This is the day the spoons go missing. We don’t notice it, at first. We drink bloody marys at brunch with Phil’s theatre friends, and when we get home Phil takes a three-hour nap and I lie on the couch with Archimedes for TV1’s Nineties Nostalgia Fest, catching half of She’s All That and the entirety of The Truth About Cats & Dogs. I get up to make myself some green tea with honey. There are no spoons, not in the dishwasher or the dish rack, none hidden under the risotto-encrusted pan soaking in the sink. I stack the dishwasher, slowly. No teaspoons, dessert spoons, soup spoons, zero.
‘Phil!’ I yell. ‘Do we own spoons?’
We are adults, I mean legally. We’ve been out of university for a year and both of us have landed full-time jobs: he in digital, me in copywriting, which is another way of saying we both work in advertising. We have money and independence and a chore roster marked out on a whiteboard that we both routinely ignore. And we throw dinner parties. We definitely own, or owned, at least for some period of time, multiple spoons.
‘I’m asleep!’ Phil shouts back.
We carry on with life, sans spoons. I keep meaning to go to Big W and forgetting about it, and then Phil starts stealing cutlery incrementally from the kitchen at his work, and we decide we don’t actually need more than four spoons, total.
Friday night drinks at The Tipple are now a regular fixture. It’s exciting to have real jobs to complain about and enough money to drink pinot gris past happy hour. We get there before the rush and secure two swivel seats at the front window so we can stare out onto the footpath at all the people with silk blouses and mortgages and opinions about the economy. ‘Do you think we could pass for them?’ Phil says dreamily.
He clinks his glass to mine. ‘Allen,’ he says, ‘is a wine snob.’
‘Allen thinks Japanese whiskeys are overrated. But only because he read it in a men’s magazine.’
We reflect. My pencil skirt is slippery on the bar stool and the sky is doing that red-gold Sydney sunset. I feel like I’m melting, but slowly and pleasantly. Phil takes a noisy wine gulp.
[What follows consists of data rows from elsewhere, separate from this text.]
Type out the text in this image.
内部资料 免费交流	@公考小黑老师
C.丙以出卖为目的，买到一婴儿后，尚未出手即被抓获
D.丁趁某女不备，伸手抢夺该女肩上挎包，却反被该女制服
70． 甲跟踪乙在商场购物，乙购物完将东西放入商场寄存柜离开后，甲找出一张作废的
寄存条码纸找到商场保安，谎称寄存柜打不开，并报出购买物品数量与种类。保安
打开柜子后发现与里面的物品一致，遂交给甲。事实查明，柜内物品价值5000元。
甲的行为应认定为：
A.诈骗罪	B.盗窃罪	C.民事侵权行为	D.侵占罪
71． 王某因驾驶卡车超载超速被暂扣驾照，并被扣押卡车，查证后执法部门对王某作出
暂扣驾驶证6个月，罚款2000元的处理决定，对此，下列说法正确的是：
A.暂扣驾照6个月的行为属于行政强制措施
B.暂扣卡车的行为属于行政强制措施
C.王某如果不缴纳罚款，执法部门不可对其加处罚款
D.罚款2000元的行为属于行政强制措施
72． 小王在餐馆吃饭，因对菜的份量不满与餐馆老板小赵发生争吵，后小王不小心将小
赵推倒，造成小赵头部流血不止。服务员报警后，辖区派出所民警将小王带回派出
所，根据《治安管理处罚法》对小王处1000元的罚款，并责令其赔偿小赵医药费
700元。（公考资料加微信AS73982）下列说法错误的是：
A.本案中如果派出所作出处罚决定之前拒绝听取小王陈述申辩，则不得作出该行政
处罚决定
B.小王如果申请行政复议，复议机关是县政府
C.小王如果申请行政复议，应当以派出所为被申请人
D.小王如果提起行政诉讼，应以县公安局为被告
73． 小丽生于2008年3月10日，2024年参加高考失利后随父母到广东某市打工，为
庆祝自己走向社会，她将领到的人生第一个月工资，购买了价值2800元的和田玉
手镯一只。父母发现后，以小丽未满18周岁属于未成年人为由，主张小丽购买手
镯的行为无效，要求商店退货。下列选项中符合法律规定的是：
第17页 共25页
‘Allen self-describes as “an audiophile”.’
‘Yes,’ I say. ‘And he has the complete discography of The National memorised.’
‘Wait!’ says Phil, laughing. ‘What’s wrong with The National?’
‘You know,’ I say. ‘You know. That The National sounds like, umm, a Catholic school boy discovering atheism? Like…pretending not to cry during Robin Williams’ speech in Good Will Hunting?’
‘I liked Good Will Hunting!’
‘But you know what I mean? How The National sounds like awareness-raising for the stats on male suicide?’ I pause. ‘Too far?’
‘No, I hear it.’ Phil swirls his wine, all moody resignation. ‘The National sounds like a Polaroid of your pilgrimage to Hemingway’s cabin.’
This is why I love Phil.
‘But I do still like The National.’
‘That’s okay,’ I tell him. ‘You’re bisexual. It’s not the same.’
October is ending. We want to throw a party that is sort of a Halloween party but is mostly a party for no reason, and so we hose down the plastic lawn chairs and make rice paper rolls and buy two boxes of Banrock wine: goon, but fancy goon. Phil and I go as Thelma and Louise, but our friends assume we’re cowboys. Everyone turns up late, dumping their bags on the bed in the spare room. Archimedes is chill but he begs for party pies and then throws up in a potted peace lily.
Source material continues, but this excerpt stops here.